Timestep-Aware Block Masking for Efficient Diffusion Model Inference

TL;DR

This paper introduces a timestep-aware block masking framework that dynamically optimizes the computational graph of diffusion models during inference, significantly reducing latency while maintaining high image quality.

Contribution

It proposes a novel, memory-efficient method to learn timestep-specific masks for diffusion models, improving inference speed without sacrificing performance.

Findings

Achieves faster sampling with minimal quality loss.

Demonstrates effectiveness across multiple diffusion architectures.

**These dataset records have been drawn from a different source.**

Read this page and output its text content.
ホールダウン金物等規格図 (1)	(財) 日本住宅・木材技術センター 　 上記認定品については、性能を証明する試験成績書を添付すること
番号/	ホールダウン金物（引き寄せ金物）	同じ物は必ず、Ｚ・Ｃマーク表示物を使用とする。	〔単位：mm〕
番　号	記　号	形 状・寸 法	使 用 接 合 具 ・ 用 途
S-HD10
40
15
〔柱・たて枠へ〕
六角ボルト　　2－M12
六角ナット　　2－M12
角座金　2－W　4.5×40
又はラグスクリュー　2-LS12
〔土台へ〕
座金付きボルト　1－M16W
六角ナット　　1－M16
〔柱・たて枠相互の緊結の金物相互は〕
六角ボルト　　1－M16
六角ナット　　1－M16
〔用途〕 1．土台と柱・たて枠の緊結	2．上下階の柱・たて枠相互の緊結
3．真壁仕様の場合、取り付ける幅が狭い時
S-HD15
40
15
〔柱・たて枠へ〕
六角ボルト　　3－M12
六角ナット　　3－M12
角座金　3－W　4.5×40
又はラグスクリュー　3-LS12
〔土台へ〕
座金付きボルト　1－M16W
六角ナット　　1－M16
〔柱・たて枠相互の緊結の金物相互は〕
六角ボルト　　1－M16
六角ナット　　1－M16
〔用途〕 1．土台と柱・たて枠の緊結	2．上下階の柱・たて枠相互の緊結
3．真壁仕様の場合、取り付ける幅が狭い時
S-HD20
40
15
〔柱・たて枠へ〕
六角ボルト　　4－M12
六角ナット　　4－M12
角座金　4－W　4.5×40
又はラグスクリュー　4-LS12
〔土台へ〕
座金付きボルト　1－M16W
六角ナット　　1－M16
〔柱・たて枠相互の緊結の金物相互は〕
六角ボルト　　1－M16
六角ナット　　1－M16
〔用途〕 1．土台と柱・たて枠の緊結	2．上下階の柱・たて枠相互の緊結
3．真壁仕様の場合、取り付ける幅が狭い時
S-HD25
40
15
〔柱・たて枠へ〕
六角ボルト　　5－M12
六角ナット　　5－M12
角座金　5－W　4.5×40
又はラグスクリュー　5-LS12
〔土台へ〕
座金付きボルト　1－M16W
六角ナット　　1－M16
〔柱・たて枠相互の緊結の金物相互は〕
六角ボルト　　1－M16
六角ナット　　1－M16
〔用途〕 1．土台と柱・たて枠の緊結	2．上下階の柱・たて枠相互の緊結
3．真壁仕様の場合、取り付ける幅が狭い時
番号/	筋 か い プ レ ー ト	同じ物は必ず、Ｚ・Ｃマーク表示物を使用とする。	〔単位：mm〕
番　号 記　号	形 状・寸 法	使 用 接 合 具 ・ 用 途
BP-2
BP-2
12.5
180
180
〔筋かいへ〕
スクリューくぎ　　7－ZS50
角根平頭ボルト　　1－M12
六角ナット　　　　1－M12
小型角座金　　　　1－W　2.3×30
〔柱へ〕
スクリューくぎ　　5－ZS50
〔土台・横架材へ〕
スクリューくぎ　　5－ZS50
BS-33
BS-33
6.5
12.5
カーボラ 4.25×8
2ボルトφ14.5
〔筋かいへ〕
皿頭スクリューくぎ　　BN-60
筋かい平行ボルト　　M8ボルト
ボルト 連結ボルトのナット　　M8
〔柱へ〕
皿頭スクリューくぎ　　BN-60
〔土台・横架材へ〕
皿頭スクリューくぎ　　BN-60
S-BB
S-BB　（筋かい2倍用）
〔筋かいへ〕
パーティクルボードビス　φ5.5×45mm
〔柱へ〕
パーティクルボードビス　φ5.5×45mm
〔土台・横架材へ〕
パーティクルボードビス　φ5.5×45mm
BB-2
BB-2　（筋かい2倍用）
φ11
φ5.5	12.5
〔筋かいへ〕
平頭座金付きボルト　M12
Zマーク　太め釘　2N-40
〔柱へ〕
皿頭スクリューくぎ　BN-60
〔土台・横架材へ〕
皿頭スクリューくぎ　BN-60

Introduces a timestep-aware loss and mask rectification strategy.

Abstract

Diffusion Probabilistic Models (DPMs) have achieved great success in image generation but suffer from high inference latency due to their iterative denoising nature. Motivated by the evolving feature dynamics across the denoising trajectory, we propose a novel framework to optimize the computational graph of pre-trained DPMs on a per-timestep basis. By learning timestep-specific masks, our method dynamically determines which blocks to execute or bypass through feature reuse at each inference stage. Unlike global optimization methods that incur prohibitive memory costs via full-chain backpropagation, our method optimizes masks for each timestep independently, ensuring a memory-efficient training process. To guide this process, we introduce a timestep-aware loss scaling mechanism that prioritizes feature fidelity during sensitive denoising phases, complemented by a knowledge-guided mask rectification strategy to prune redundant spatial-temporal dependencies. Our approach is architecture-agnostic and demonstrates significant efficiency gains across a broad spectrum of models, including DDPM, LDM, DiT, and PixArt. Experimental results show that by treating the denoising process as a sequence of optimized computational paths, our method achieves a superior balance between sampling speed and generative quality. Our code will be released.